At first we saw rather the prairies than the Plains proper. We were following a plainly marked trail, which wound in and out among low rolling hills; and for two days we remained in touch with the scattered huts of the squalid, half-civilized Indians and squaw men who still hung around the upper reservations. Bleached bones of the buffalo we saw here and there, but there was no game. The buffalo had long years since been driven far to the westward. We took some fine fish in the clear waters of the forks of the Blue, which with some difficulty we were able to ford. Gradually shaking down into better organization, we fared on and on day after day, until the grass grew shorter and the hills flatter. At last we approached the valley of the Platte.

We were coming now indeed into the great Plains, of which I had heard all my youth. A new atmosphere seemed to invest the world. The talk of my companions was of things new and wild and strange to me. All my old life seemed to be slipping back of me, into a far oblivion. A feeling of rest, of confidence and of uplift came to me. It was difficult to be sad. The days were calm, the nights were full of peace. Nature seemed to be loftily above all notice of small frettings. Many things became more clear to me, as I rode and reflected. In some way, I know not how, it seemed to me that I was growing older.

We had been out more than two weeks when finally we reached the great valley along which lay the western highway of the old Oregon trail, now worn deep and dusty by countless wheels. Our progress had not been very rapid, and we had lost time on two occasions in hunting up strayed animals. But, here at last, I saw the road of the old fur traders, of Ashley and Sublette and Bridger, of Carson and Fremont, later of Kearney, Sibley, Marcy, one knew not how many Army men, who had for years been fighting back the tribes and making ready this country for white occupation. As I looked at this wild, wide region, treeless, fruitless, it seemed to me that none could want it. The next thought was the impression that, no matter how many might covet it, it was exhaustless, and would last forever. This land, this West, seemed to all then unbelievably large and limitless.
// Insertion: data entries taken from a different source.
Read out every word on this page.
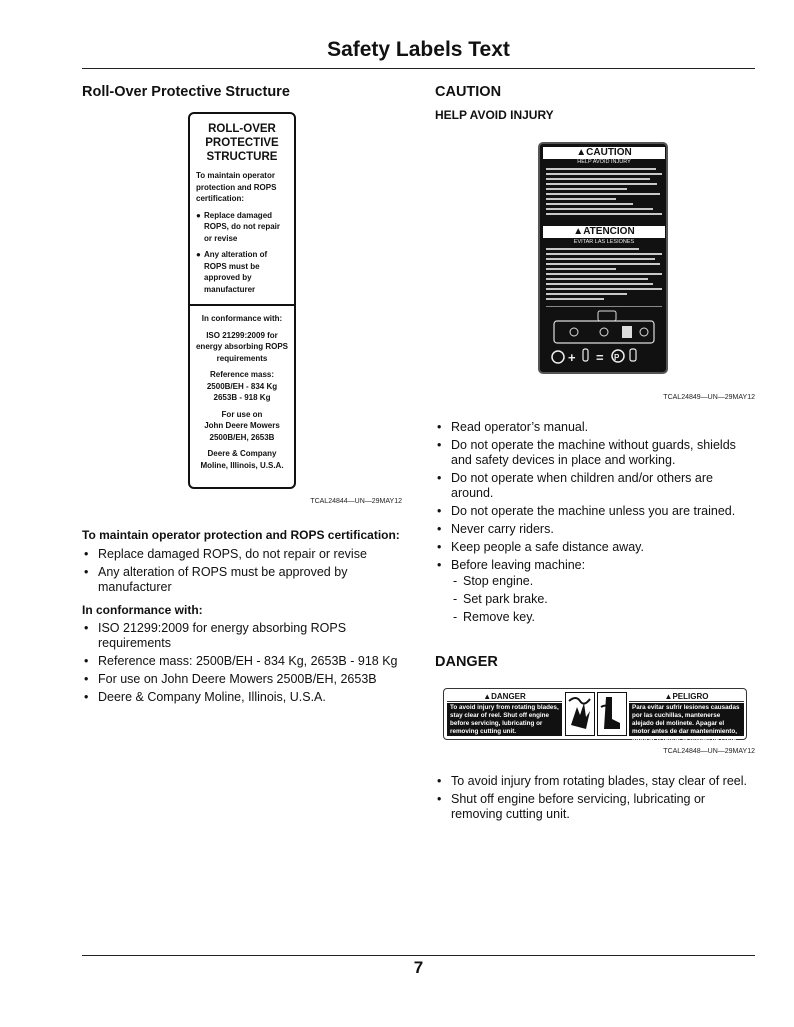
Safety Labels Text
Roll-Over Protective Structure
ROLL-OVER
PROTECTIVE
STRUCTURE
To maintain operator protection and ROPS certification:
● Replace damaged ROPS, do not repair or revise
● Any alteration of ROPS must be approved by manufacturer

In conformance with:

ISO 21299:2009 for energy absorbing ROPS requirements

Reference mass:

2500B/EH - 834 Kg

2653B - 918 Kg

For use on

John Deere Mowers 2500B/EH, 2653B

Deere & Company

Moline, Illinois, U.S.A.

TCAL24844—UN—29MAY12
To maintain operator protection and ROPS certification:
• Replace damaged ROPS, do not repair or revise
• Any alteration of ROPS must be approved by manufacturer
In conformance with:
• ISO 21299:2009 for energy absorbing ROPS requirements
• Reference mass: 2500B/EH - 834 Kg, 2653B - 918 Kg
• For use on John Deere Mowers 2500B/EH, 2653B
• Deere & Company Moline, Illinois, U.S.A.
CAUTION
HELP AVOID INJURY
▲CAUTION
HELP AVOID INJURY
▲ATENCION
EVITAR LAS LESIONES
+ = P
TCAL24849—UN—29MAY12
• Read operator’s manual.
• Do not operate the machine without guards, shields and safety devices in place and working.
• Do not operate when children and/or others are around.
• Do not operate the machine unless you are trained.
• Never carry riders.
• Keep people a safe distance away.
• Before leaving machine:
- Stop engine.
- Set park brake.
- Remove key.
DANGER
▲DANGER
To avoid injury from rotating blades, stay clear of reel. Shut off engine before servicing, lubricating or removing cutting unit.
▲PELIGRO
Para evitar sufrir lesiones causadas por las cuchillas, mantenerse alejado del molinete. Apagar el motor antes de dar mantenimiento, lubricar o retirar la unidad de corte.
TCAL24848—UN—29MAY12
• To avoid injury from rotating blades, stay clear of reel.
• Shut off engine before servicing, lubricating or removing cutting unit.
7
We pushed up the main trail of the Platte but a short distance that night, keeping out an eye for grazing ground for our horses. Auberry knew the country perfectly. "About five or six miles above here," he said, "there's a stage station, if the company's still running through here now. Used to be two or three fellers and some horses stayed there."

We looked forward to meeting human faces with some pleasure; but an hour or so later, as we rode on, I saw Auberry pull up his horse, with a strange tightening of his lips. "Boys," said he, "there's where it was!" His pointing finger showed nothing more than a low line of ruins, bits of broken fencing, a heap of half-charred timbers.

"They've been here," said Auberry, grimly. "Who'd have thought the Sioux would be this far east?"